Sure, all that mattered when my fiance and I started dating was that he had a steady job in a good field. The amount didn’t really matter as long as he was able to pay for his bills reliably.
The longer we dated and the more marriage/kids got brought up, the more important a stable, decent income was. He knows he wants two kids and a stay at home wife until the kids are old enough to get to school on their own. You can’t have that kind of life without a good income. That’s the life we both want, and we both have worked towards making that a reality by keeping our financials in check, working hard for promotions, and saving to make things easier later on.
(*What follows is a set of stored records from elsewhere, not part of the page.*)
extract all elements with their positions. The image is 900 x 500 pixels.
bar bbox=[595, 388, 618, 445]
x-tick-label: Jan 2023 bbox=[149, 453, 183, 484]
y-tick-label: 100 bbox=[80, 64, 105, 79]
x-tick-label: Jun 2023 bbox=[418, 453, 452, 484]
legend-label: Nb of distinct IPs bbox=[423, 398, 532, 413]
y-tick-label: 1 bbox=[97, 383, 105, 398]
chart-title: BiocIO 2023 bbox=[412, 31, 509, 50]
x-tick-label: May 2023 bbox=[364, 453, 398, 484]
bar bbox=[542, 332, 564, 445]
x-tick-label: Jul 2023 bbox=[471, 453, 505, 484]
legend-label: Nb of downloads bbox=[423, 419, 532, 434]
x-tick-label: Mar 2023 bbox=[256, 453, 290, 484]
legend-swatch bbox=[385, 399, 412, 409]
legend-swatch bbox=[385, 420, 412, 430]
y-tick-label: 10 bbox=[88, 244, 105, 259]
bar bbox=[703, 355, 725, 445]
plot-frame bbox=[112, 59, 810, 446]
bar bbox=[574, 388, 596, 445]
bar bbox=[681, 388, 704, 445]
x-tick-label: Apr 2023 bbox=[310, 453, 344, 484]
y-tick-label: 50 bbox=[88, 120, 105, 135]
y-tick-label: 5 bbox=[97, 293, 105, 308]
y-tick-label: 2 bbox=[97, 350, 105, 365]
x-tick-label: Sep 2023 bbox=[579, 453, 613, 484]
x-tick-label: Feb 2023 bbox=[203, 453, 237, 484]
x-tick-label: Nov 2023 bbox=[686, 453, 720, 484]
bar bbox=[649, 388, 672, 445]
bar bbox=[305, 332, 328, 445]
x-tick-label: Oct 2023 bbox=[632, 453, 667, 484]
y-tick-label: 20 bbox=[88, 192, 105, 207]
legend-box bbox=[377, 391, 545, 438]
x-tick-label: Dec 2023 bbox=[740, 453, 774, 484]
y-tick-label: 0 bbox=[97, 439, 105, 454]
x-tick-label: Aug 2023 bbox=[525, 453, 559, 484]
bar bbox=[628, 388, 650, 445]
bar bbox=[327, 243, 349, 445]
I did date a guy for about a year (there were other problems that caused our breakup) who made just above minimum wage and struggled to pay bills. He would sell things on eBay when he needed extra money. I knew that with him I wouldn’t be in a position to buy a nice home and care for a few kids the way I wanted. But at the time I wasn’t ready for that anyway so it didn’t matter so much.
Post # 71
His level of education mattered more to me than his income. However, I could see it causing a problem if our incomes were sevely mismatched. And although this is anecdotal and certainly not universal, several of my girlfriends had been with men who earned much less without good results. The men eventually become resentful and angry at the difference in salary and the relationships ended.
Post # 72
- Wedding: September 2016 - The White Barn
mingogo4 : It’s not that their income mattered but the fact that my husband had a job, his own car and his own place at his age was important to me. Goal oriented and it showed that he is responsible for himself. Have dated guys whom didn’t have their own car or their own place and couldn’t keep a job which usually included some bogus excuse and relied on everyone else for rides and money to do things. Those relationships were my worst and after the last one never wanted to date someone who is dependant.
Post # 73
What’s more important to me is what he does with the money he makes. Can he live within his means? A good work ethic and job stability were also important.
Post # 74
Also, I think age makes a difference. When I met my ex we were both in graduate school and had no income. Money mattered much less to me at that point, though I would not have dated a high school drop out. Potential (for both of us) mattered. Alternatively, I met my Boyfriend or Best Friend at age 38 after I had a full career and (relatively) high-paying job, so his income definitely mattered. I needed someone I could have a home with, travel with, and have a similar lifestyle with that we both were able to contribute to.
Post # 75
- Wedding: October 2016 - Wedgewood Las Vegas
While I don’t consider becoming extremely wealthy a top priority, I do wish for some financial security, and not living paycheck to paycheck. I did not want to be the sole, or majority breadwinner, and have the stress of affording a roof over our head, or food on the table placed just on me. Also, if we ever have children, I want to be a stay at home mom, at least until they are older. That would never be possible if I was the only one earning anything significant.
We both are engineers, and met in college. I currently have a stable placement, and he is just starting out with his own consulting company. I currently make a more stable paycheck, but he will likely out-earn me this year.